Second place solution for LUN track of CSC Hackathon 2023.
The task for the hackathon was near duplicate image comparison. The model should take two same slightly changed images (different gamma, watermark, etc.) and output 1 if the images are the same, and 0 - if different.
Our team's solution solved this task and placed second on the private leaderboard of the competition. Our solution is based on different image hashing and keypoint detection algorithms and combining results into gradient boosting model. Presentation for the solution can be found here.
data folder contains all data splits and other .csv files used in development e.g. test submission format.
code folder contains all the code produced during the hackathon. All code files split into 5 groups based on the part of the solution they are connected to.

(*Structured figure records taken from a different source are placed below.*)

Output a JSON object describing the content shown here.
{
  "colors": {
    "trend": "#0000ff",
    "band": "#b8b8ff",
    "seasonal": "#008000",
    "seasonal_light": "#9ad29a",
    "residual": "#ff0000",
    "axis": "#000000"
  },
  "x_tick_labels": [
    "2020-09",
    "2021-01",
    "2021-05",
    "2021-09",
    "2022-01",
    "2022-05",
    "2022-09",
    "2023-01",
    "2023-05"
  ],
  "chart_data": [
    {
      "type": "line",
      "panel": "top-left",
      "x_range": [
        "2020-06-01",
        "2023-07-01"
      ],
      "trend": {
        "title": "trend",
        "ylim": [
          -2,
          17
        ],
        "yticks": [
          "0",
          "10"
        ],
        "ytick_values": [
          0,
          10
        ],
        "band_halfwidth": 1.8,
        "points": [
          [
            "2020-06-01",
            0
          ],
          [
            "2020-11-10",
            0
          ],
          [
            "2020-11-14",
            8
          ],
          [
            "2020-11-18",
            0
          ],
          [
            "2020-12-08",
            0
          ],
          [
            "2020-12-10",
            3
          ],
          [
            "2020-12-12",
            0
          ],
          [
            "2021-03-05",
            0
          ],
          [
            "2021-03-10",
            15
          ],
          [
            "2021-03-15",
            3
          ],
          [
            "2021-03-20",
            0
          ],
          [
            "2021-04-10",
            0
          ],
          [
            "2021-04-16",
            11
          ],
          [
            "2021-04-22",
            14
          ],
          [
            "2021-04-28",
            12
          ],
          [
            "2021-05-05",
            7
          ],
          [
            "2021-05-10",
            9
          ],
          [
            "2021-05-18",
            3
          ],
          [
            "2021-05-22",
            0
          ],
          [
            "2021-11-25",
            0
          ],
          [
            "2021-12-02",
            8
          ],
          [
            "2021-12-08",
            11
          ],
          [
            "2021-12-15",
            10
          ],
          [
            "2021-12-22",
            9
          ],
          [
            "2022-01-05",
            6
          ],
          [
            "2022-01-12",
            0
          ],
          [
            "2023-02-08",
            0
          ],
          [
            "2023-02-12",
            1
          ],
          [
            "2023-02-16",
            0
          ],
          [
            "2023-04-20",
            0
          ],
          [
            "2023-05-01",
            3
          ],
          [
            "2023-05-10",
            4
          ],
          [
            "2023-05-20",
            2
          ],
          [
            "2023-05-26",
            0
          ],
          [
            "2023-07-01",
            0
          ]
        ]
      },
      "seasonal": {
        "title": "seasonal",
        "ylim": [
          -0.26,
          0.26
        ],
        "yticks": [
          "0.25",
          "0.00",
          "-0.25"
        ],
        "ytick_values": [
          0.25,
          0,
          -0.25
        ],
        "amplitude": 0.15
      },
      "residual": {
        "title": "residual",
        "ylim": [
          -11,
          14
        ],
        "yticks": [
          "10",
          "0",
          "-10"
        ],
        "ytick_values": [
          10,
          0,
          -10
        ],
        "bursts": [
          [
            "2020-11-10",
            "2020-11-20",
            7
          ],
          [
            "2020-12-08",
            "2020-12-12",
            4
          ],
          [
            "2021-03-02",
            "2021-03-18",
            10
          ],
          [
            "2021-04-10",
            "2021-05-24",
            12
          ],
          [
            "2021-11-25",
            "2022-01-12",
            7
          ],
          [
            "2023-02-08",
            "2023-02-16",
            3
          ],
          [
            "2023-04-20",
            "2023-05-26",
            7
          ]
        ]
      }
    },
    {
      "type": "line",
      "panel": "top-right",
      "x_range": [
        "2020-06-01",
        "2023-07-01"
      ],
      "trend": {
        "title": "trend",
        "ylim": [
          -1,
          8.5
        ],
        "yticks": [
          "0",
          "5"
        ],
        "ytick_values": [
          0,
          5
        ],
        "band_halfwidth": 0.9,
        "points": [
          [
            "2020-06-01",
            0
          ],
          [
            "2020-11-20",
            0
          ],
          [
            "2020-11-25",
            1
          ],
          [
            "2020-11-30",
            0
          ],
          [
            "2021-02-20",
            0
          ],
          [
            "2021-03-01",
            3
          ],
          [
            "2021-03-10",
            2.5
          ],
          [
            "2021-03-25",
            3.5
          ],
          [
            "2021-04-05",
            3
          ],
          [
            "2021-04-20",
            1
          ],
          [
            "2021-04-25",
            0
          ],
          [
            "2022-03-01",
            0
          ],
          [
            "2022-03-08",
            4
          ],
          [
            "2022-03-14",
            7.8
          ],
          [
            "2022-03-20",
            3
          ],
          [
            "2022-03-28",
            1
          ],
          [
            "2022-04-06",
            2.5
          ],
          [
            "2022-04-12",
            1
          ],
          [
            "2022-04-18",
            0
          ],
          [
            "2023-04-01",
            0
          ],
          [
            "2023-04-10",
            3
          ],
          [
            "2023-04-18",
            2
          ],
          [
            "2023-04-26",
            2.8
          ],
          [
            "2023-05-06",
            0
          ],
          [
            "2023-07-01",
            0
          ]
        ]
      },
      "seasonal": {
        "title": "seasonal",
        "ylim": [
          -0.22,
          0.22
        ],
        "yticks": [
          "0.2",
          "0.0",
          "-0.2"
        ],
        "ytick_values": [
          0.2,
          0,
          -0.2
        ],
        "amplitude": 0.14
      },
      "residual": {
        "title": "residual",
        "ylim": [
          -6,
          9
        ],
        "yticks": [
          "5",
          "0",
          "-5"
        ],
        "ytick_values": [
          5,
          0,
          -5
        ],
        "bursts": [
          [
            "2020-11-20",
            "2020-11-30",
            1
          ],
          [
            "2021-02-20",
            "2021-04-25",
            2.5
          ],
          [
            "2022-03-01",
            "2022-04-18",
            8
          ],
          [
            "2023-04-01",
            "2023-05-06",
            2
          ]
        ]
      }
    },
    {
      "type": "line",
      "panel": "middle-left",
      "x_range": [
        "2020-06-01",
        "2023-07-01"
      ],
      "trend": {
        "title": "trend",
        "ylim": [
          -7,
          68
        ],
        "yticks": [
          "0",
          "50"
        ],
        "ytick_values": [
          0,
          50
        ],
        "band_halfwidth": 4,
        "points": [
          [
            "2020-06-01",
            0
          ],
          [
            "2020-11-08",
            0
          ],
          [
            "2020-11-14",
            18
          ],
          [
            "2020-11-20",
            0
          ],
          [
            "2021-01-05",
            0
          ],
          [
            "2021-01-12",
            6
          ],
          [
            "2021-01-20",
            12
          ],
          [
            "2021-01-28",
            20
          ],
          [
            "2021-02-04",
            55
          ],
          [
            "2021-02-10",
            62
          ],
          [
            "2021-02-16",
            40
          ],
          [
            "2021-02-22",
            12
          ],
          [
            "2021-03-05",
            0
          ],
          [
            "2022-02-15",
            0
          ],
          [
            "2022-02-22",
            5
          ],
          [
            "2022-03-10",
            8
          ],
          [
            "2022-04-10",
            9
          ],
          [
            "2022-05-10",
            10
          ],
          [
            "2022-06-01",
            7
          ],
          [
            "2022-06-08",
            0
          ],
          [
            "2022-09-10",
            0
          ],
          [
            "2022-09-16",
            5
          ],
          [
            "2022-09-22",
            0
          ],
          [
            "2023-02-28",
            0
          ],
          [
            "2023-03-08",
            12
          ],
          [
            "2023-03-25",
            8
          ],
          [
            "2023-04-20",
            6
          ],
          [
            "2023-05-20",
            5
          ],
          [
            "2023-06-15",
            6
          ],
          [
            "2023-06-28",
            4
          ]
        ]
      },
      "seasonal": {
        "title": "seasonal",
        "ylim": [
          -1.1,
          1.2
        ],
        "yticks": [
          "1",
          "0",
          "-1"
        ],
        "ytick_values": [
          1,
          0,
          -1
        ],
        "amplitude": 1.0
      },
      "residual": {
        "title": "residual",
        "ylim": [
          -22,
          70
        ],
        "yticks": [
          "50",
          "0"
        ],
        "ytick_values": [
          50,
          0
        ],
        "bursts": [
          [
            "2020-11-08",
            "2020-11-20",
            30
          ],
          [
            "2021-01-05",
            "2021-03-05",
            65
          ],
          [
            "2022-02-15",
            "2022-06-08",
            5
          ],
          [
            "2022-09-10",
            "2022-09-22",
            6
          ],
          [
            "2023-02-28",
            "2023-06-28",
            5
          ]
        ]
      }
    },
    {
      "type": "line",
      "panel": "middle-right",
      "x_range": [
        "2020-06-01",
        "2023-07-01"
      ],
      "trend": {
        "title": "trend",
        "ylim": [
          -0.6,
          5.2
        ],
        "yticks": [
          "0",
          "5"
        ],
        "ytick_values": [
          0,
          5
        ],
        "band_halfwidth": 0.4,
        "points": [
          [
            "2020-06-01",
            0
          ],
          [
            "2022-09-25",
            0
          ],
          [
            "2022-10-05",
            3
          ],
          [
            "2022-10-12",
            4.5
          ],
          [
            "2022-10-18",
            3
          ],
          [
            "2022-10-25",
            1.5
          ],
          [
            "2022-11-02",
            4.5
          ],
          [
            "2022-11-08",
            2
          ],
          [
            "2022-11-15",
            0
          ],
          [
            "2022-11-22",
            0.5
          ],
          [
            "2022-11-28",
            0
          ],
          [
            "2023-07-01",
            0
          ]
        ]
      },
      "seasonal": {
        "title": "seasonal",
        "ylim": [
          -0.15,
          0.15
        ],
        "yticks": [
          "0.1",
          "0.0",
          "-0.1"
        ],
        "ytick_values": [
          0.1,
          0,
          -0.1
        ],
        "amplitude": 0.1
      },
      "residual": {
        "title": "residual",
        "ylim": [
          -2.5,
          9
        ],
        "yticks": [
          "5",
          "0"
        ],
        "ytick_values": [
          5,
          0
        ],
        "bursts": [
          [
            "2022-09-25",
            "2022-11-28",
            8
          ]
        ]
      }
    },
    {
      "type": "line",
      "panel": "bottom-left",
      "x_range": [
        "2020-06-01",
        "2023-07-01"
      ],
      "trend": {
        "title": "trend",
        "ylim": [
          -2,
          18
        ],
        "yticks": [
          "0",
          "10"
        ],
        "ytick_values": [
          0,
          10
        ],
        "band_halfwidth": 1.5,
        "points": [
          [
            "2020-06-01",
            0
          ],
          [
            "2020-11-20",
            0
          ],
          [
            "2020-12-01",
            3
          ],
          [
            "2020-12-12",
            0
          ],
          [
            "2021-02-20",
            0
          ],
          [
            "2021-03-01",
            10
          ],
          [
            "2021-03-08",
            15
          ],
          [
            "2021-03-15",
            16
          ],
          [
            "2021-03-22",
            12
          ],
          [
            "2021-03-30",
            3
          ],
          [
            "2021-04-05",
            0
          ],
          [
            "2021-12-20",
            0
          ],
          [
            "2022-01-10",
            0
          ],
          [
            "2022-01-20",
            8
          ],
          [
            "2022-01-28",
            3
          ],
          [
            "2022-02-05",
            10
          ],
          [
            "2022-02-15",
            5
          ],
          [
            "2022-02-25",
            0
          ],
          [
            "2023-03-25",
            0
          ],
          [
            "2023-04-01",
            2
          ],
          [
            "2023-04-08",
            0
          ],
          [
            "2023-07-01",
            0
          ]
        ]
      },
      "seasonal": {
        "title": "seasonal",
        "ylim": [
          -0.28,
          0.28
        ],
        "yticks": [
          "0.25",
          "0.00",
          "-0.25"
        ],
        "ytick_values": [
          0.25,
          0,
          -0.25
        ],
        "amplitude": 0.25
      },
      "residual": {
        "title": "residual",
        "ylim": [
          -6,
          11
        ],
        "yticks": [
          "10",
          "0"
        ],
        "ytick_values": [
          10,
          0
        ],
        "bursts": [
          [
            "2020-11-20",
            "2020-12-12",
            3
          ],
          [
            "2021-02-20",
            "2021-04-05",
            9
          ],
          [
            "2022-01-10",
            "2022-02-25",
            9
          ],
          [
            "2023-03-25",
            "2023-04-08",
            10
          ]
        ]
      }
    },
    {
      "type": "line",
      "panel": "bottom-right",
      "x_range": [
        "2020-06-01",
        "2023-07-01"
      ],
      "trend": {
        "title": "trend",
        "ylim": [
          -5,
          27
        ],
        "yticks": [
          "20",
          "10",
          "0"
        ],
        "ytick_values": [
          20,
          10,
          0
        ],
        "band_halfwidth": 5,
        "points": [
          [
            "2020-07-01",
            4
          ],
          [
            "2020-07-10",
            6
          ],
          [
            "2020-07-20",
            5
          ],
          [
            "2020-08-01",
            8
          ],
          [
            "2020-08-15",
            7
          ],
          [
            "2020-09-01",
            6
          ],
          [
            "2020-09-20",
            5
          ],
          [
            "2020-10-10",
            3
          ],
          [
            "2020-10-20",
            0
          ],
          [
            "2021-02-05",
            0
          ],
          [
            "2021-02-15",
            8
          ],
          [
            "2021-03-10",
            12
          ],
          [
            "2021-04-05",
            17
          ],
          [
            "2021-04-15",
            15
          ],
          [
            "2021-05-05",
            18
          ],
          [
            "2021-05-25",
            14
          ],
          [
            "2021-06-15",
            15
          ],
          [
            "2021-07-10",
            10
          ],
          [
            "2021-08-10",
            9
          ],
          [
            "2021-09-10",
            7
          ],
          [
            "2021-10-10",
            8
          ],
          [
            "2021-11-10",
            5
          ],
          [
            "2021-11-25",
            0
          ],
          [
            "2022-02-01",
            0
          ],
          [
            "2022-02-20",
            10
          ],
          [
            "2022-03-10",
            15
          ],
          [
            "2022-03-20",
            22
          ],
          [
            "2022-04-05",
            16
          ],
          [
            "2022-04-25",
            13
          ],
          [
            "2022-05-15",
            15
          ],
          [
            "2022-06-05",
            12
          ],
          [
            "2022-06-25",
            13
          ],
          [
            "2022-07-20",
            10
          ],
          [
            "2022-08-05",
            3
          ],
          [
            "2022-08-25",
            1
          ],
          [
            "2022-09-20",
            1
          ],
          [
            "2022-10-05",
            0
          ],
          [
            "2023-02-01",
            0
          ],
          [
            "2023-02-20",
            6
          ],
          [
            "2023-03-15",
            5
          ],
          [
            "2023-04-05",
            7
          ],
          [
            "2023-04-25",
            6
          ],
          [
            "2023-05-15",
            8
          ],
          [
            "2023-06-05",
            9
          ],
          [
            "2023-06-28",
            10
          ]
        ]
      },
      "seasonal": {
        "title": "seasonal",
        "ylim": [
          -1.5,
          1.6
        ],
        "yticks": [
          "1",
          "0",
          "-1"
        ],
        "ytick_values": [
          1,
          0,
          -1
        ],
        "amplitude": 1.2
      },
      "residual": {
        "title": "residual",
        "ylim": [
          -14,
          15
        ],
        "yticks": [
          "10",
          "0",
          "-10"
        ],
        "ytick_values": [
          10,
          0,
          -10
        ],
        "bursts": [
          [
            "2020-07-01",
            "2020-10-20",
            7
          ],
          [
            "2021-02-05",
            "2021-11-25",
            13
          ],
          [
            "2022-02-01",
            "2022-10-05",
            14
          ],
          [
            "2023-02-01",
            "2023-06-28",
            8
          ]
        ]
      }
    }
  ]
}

Each group has its name prefix:
- 0 - data analysis and preprocessing
- 1 - hash and key points experiments
- 2 - neural networks experiments
- 3 - boosting experience
- 4 - evaluation and MVP
Same folder also contains some util code for smoother workflow.
To reproduce the results of the projects, you can use virtual environment with requirements.txt file.
First start with cloning this GitHub repository
To create virtual environment:
python -m venv <venv_name>
To install all the necessary dependencies, first, activate the environment:
source <venv_name>/bin/activate
After that, to install the dependencies run:
pip install -r requirements.txt
All the described steps are described for Linux operating system.